2. The Tribunal, by judgment dated 23.08.2005, awarded compensation in the sum of Rs.75,000/- in favour of the claimant. It directed the insurance company (the second respondent) to pay the award of compensation though granting recovery rights to it against the CVD (Union of India) because it was the owner of the vehicle and the driver of the offending vehicle had been found to be not in possession of a valid driving license. Noticeably, CVD in its contest had also taken the position that the offending vehicle had not yet become its property as the manufacturing company (Eicher) was still to deliver it against the contract of supply. This contention became the subject matter of third issue regarding defect of non- joinder. The Tribunal held the said issue against the contention of CVD. Yet, it granted recovery rights to CVD (Union of India) against M/s Eicher Motors Ltd. on account of the contract of supply containing an indemnity clause.
3. The Union of India, in its appeal, contends that the finding against the third issue was incorrect and, thus, no liability could have been fastened upon it. The Tribunal considered the contentions concerning the defect of non-joinder and found it against the plea of CVD in the following manner:
"17. The onus to prove this issue lies upon R1. In support of this, they have examined Brahm Parkash, Ordinance Officer, Central Ordinance Vehicle Depot as R1W1. He has stated in his testimony that vehicle no.95 D100 51 52 was never bought by their department and the said vehicle does not belong to their department. Driver Jaabar Raj was never employed by their office. However, a vehicle no.95D 1005154 Eicher Trooper was delivered to their office by Eicher Motors Ltd. on 22.2.1996 and same was taken on charge vide RR No.R/B/D 25 dt.22.02.1996. He has got marked copy of procurement letter as mark R.

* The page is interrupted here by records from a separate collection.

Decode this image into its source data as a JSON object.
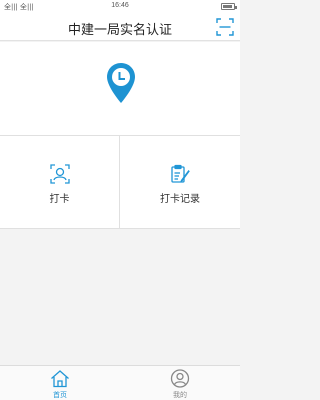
{
  "status_bar": {
    "signal_text": "全||| 全|||",
    "time": "16:46"
  },
  "header": {
    "title": "中建一局实名认证",
    "scan_icon": "scan-icon"
  },
  "hero": {
    "icon": "location-clock-pin-icon",
    "accent_color": "#1e93d2"
  },
  "actions": [
    {
      "label": "打卡",
      "icon": "face-scan-icon"
    },
    {
      "label": "打卡记录",
      "icon": "clipboard-edit-icon"
    }
  ],
  "tabbar": {
    "active_color": "#2196d6",
    "inactive_color": "#888888",
    "tabs": [
      {
        "label": "首页",
        "icon": "home-icon",
        "active": true
      },
      {
        "label": "我的",
        "icon": "user-circle-icon",
        "active": false
      }
    ]
  }
}
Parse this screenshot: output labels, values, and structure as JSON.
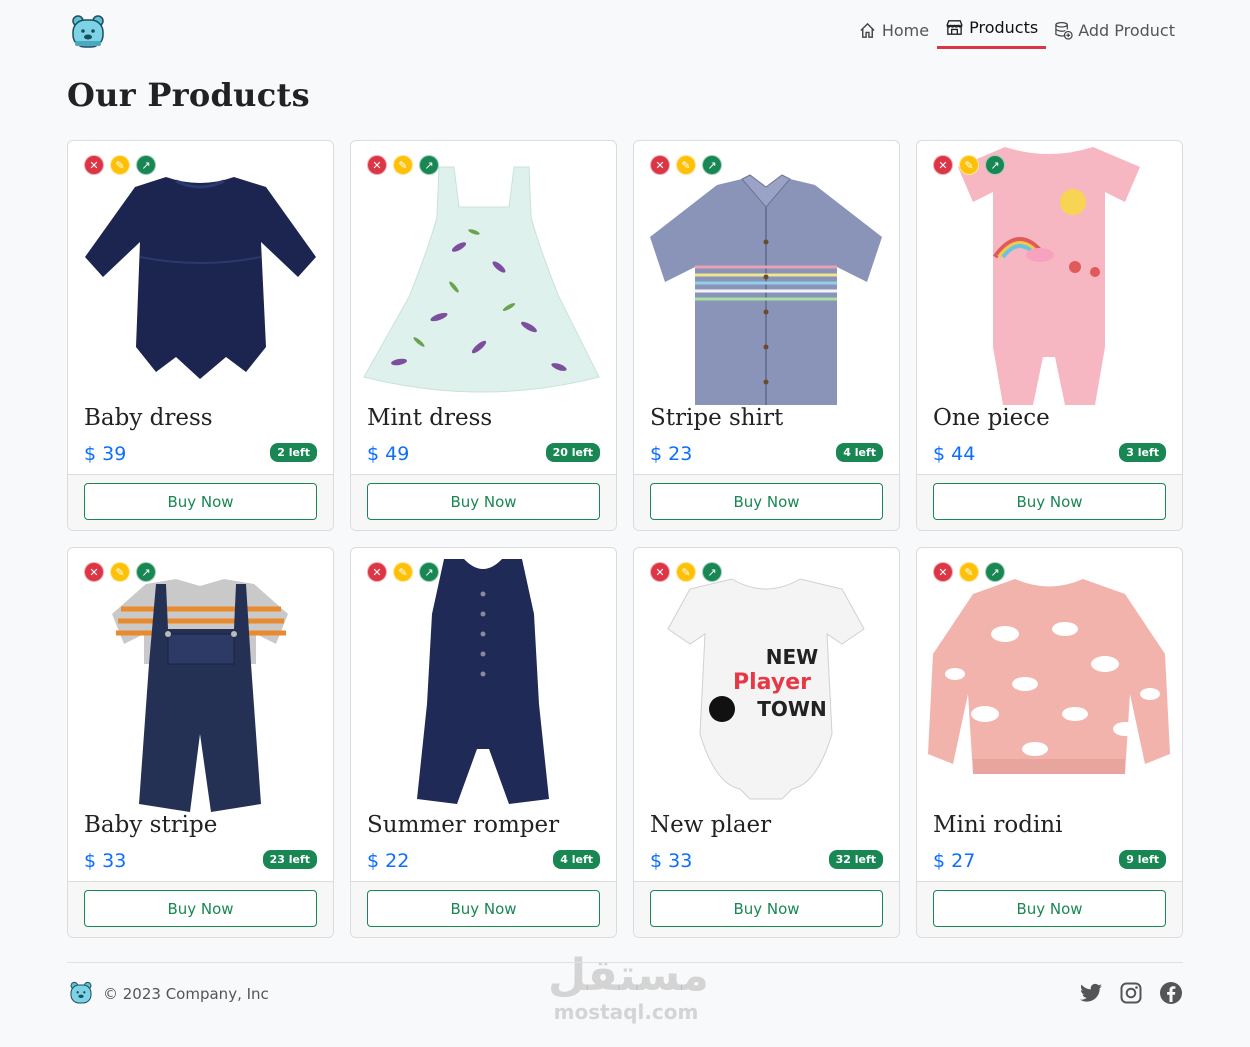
{
  "nav": {
    "home": "Home",
    "products": "Products",
    "add_product": "Add Product"
  },
  "page_title": "Our Products",
  "accent_colors": {
    "primary": "#0d6efd",
    "success": "#198754",
    "danger": "#dc3545",
    "warning": "#ffc107"
  },
  "products": [
    {
      "name": "Baby dress",
      "price": "$ 39",
      "stock": "2 left",
      "button": "Buy Now",
      "image": "navy-baby-dress"
    },
    {
      "name": "Mint dress",
      "price": "$ 49",
      "stock": "20 left",
      "button": "Buy Now",
      "image": "mint-floral-dress"
    },
    {
      "name": "Stripe shirt",
      "price": "$ 23",
      "stock": "4 left",
      "button": "Buy Now",
      "image": "chambray-stripe-shirt"
    },
    {
      "name": "One piece",
      "price": "$ 44",
      "stock": "3 left",
      "button": "Buy Now",
      "image": "pink-romper"
    },
    {
      "name": "Baby stripe",
      "price": "$ 33",
      "stock": "23 left",
      "button": "Buy Now",
      "image": "overalls-striped-tee"
    },
    {
      "name": "Summer romper",
      "price": "$ 22",
      "stock": "4 left",
      "button": "Buy Now",
      "image": "navy-sleeveless-romper"
    },
    {
      "name": "New plaer",
      "price": "$ 33",
      "stock": "32 left",
      "button": "Buy Now",
      "image": "white-onesie-new-player"
    },
    {
      "name": "Mini rodini",
      "price": "$ 27",
      "stock": "9 left",
      "button": "Buy Now",
      "image": "pink-cloud-sweater"
    }
  ],
  "footer": {
    "copyright": "© 2023 Company, Inc",
    "social": [
      "twitter-icon",
      "instagram-icon",
      "facebook-icon"
    ]
  },
  "watermark": {
    "arabic": "مستقل",
    "latin": "mostaql.com"
  }
}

18. It has been argued by Ld. Counsel for R1 that the petition is bad for non-joinder and misjoinder of necessary party as M/s Eicher Motors Ltd. has not been pleaded as a party. On the other hand, Ld. Counsel for respondent no.2 as well as petitioner that since vehicle arise and they can not be said to be a necessary party. If the cross examination of Brahm Parkash R1W1 is perused, he has admitted that the vehicle belonged to them. Even to strengthen their case, R1 has failed to put on record registration certificate. The documents available on record such as Mark D which is Warranty and Registration certificate and mark E which certificate issued by M/s Eicher shows that R1 has the ownership of the vehicle involved in the accident. In the presence of these documents including insurance cover Ex.PW1/2, it comes out that R1/CVD who is the owner of the offending vehicle. Thus, M/s Eicher Motors Ltd. can not be said to be a necessary party and the suit is not bad for non- joinder and misjoinder. Therefore, this issue is decided against R1."
4. On being asked, the learned counsel for the appellant (Union of India) was unable to point out any error on the part of the Tribunal in taking note of the evidence that had come on record. Since the documents clearly showed that the vehicle was owned by CVD, the contentions of the appellant are devoid of substance. Since it had been granted recovery rights
against Eicher Motors Ltd. in terms of indemnity clause statedly contained in the contract of supply, this appeal is ill advised. It being unmerited, the appeal is dismissed.